Carl Sprague’s wonderful set, with its miniature gray London skyline, has returned, as have Jessica Risser-Milne’s costumes, Matthew E. Adelson’s lighting design, and J Hagenbuckle’s fine sound design. Risser-Milne has had to reimagine the Ghost of Christmas Yet to Come and has turned him (her?) into a silent giant with skeletal hands. Apparently Travis G. Daly, who inhabits the costume, has stilt-walking skills.

Twelve young people from the Berkshire region appear in the production, and do a very professional job. Joining the four Stantons, Flower, Sands-Berking, and Stump, are John Freylinghuysen, Maizy Scarpa (Martha Cratcit), Hallie Novak (Belle’s Daughter/Want), Joshua Lilienthal (Younger Scrooge), and Helen Crescentini (Dorit Crachit).
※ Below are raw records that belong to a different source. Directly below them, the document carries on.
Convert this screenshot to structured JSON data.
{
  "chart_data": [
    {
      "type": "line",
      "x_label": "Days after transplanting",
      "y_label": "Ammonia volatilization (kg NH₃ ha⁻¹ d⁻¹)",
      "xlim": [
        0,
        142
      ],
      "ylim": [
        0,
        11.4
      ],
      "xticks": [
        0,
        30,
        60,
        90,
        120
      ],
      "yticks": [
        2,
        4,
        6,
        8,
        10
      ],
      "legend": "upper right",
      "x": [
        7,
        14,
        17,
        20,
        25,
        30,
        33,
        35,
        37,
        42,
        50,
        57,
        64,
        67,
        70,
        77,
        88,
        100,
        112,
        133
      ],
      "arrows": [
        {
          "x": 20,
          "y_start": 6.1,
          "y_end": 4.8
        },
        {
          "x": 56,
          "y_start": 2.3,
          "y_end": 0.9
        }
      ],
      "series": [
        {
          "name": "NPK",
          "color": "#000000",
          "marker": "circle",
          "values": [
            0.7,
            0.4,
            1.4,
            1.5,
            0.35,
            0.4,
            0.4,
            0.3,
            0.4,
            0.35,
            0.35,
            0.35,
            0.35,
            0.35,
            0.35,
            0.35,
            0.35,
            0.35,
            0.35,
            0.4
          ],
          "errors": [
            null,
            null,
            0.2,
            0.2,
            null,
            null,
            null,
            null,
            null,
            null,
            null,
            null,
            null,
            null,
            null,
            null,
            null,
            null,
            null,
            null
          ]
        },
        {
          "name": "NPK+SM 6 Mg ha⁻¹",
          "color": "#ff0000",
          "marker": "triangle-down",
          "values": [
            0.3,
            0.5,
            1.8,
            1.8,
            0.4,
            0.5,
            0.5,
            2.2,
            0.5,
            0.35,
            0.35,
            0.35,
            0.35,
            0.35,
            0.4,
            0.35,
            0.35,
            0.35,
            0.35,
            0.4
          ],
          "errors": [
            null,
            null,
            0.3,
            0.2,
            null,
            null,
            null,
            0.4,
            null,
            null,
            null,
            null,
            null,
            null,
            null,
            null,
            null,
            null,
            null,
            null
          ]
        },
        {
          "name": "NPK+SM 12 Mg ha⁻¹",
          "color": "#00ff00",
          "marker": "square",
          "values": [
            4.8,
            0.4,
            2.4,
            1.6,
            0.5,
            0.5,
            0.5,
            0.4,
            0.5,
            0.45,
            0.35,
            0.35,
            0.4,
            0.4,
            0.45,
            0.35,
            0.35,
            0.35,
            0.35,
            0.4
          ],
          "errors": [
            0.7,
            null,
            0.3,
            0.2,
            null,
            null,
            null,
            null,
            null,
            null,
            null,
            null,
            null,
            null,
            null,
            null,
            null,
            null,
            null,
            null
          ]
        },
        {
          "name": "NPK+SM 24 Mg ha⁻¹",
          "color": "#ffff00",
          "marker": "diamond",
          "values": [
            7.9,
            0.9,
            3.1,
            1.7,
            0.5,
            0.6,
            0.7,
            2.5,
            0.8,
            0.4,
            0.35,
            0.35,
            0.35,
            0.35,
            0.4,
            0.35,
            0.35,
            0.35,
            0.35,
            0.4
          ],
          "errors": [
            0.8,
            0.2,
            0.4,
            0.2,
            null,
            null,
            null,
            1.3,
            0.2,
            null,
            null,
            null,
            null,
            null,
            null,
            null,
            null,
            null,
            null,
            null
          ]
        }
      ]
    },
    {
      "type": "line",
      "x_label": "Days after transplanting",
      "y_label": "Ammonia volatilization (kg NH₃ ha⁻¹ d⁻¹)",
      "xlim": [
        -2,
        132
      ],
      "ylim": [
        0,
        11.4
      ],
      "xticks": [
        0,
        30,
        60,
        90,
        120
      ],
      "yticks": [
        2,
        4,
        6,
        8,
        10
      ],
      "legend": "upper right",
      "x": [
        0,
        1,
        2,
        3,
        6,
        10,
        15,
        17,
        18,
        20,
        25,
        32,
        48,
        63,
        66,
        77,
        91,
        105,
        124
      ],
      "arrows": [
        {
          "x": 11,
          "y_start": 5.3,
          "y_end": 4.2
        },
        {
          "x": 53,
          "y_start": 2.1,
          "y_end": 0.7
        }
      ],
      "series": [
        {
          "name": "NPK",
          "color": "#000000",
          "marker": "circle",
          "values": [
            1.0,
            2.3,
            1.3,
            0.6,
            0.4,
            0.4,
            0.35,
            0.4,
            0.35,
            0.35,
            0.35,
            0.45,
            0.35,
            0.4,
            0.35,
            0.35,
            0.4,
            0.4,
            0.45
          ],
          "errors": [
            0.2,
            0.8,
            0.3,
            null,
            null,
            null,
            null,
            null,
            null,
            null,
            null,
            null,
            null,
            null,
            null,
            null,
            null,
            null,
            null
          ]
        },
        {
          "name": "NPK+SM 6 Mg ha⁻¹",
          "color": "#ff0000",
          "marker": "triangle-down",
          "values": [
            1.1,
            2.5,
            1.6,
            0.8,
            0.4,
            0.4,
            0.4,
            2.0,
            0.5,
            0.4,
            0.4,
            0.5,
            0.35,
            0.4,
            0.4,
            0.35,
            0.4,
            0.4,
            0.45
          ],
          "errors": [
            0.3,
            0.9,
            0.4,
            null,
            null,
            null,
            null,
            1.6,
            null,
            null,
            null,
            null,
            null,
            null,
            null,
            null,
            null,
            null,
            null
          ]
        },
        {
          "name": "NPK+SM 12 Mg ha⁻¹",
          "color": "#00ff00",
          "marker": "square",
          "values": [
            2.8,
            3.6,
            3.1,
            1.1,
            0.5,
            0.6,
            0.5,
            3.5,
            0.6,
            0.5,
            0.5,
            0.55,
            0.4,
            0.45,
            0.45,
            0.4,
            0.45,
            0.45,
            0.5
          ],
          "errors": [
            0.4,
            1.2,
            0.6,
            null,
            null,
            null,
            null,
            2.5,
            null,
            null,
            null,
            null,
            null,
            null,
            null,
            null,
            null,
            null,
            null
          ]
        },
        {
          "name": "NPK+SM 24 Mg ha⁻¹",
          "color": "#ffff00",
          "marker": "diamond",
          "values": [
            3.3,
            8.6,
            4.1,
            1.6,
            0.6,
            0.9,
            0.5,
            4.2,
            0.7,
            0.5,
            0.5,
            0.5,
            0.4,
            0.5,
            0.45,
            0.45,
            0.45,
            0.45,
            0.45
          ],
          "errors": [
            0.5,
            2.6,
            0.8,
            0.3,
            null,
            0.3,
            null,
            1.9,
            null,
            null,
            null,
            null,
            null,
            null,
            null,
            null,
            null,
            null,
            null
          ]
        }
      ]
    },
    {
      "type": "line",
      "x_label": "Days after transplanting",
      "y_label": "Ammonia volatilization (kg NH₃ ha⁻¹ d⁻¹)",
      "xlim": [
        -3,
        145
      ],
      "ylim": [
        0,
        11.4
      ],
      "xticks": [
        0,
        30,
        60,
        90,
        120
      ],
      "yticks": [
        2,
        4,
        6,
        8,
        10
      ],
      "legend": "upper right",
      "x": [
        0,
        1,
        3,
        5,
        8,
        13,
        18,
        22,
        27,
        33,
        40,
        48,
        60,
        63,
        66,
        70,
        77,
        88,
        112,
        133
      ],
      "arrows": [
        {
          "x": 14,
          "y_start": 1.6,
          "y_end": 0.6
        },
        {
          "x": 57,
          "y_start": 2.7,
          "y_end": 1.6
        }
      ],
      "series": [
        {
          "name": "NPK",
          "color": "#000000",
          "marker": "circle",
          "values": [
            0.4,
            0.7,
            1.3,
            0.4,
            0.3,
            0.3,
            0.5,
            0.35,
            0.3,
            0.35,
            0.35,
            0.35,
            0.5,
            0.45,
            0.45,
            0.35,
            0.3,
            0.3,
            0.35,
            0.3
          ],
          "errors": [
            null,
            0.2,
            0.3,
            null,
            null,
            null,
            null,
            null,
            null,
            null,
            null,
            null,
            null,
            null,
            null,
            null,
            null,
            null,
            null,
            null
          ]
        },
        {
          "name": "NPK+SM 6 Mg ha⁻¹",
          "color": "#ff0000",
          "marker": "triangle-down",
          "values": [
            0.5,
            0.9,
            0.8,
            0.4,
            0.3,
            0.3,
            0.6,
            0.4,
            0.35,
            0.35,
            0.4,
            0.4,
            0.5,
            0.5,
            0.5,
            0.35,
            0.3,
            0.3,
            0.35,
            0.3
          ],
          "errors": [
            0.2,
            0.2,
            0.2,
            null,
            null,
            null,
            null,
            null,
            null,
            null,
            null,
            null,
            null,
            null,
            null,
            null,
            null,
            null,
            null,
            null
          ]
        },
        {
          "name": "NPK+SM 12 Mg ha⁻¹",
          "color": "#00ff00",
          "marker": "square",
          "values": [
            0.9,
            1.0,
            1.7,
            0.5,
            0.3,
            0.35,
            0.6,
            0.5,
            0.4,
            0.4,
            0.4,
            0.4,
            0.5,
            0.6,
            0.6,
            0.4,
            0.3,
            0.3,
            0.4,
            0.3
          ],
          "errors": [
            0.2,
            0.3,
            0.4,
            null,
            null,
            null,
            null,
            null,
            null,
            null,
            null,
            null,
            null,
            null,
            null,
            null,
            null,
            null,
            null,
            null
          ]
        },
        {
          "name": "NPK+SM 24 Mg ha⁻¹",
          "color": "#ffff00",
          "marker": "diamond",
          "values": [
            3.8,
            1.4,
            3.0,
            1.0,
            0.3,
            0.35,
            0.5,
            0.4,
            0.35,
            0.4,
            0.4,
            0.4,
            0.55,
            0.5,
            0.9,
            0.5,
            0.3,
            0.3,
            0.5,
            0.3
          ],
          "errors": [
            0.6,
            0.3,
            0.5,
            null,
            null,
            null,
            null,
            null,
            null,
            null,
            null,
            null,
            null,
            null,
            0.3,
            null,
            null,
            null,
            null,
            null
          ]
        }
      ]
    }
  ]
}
Johnny Segalla, who has graduated from Monument Mountain Regional High School and started at Berkshire Community College since last year’s production, appears as Dick Wilkins.

I am pleased to see that this year the BTF is running A Christmas Carol through December 30. Christmas is a season, not a day, and to allow locals and visitors to continue to celebrate it through half of the Twelve Days is appropriate and accommodating.

A Christmas Carol runs through December 30 on the Unicorn Stage at the Berkshire Theatre Festival (413-298-5536) between Rts. 7 & 102 in Stockbridge. The show runs 90 minutes with one intermission. I know people love to take children to this show, but please remember that it is essentially a ghost story and may be scary for little ones.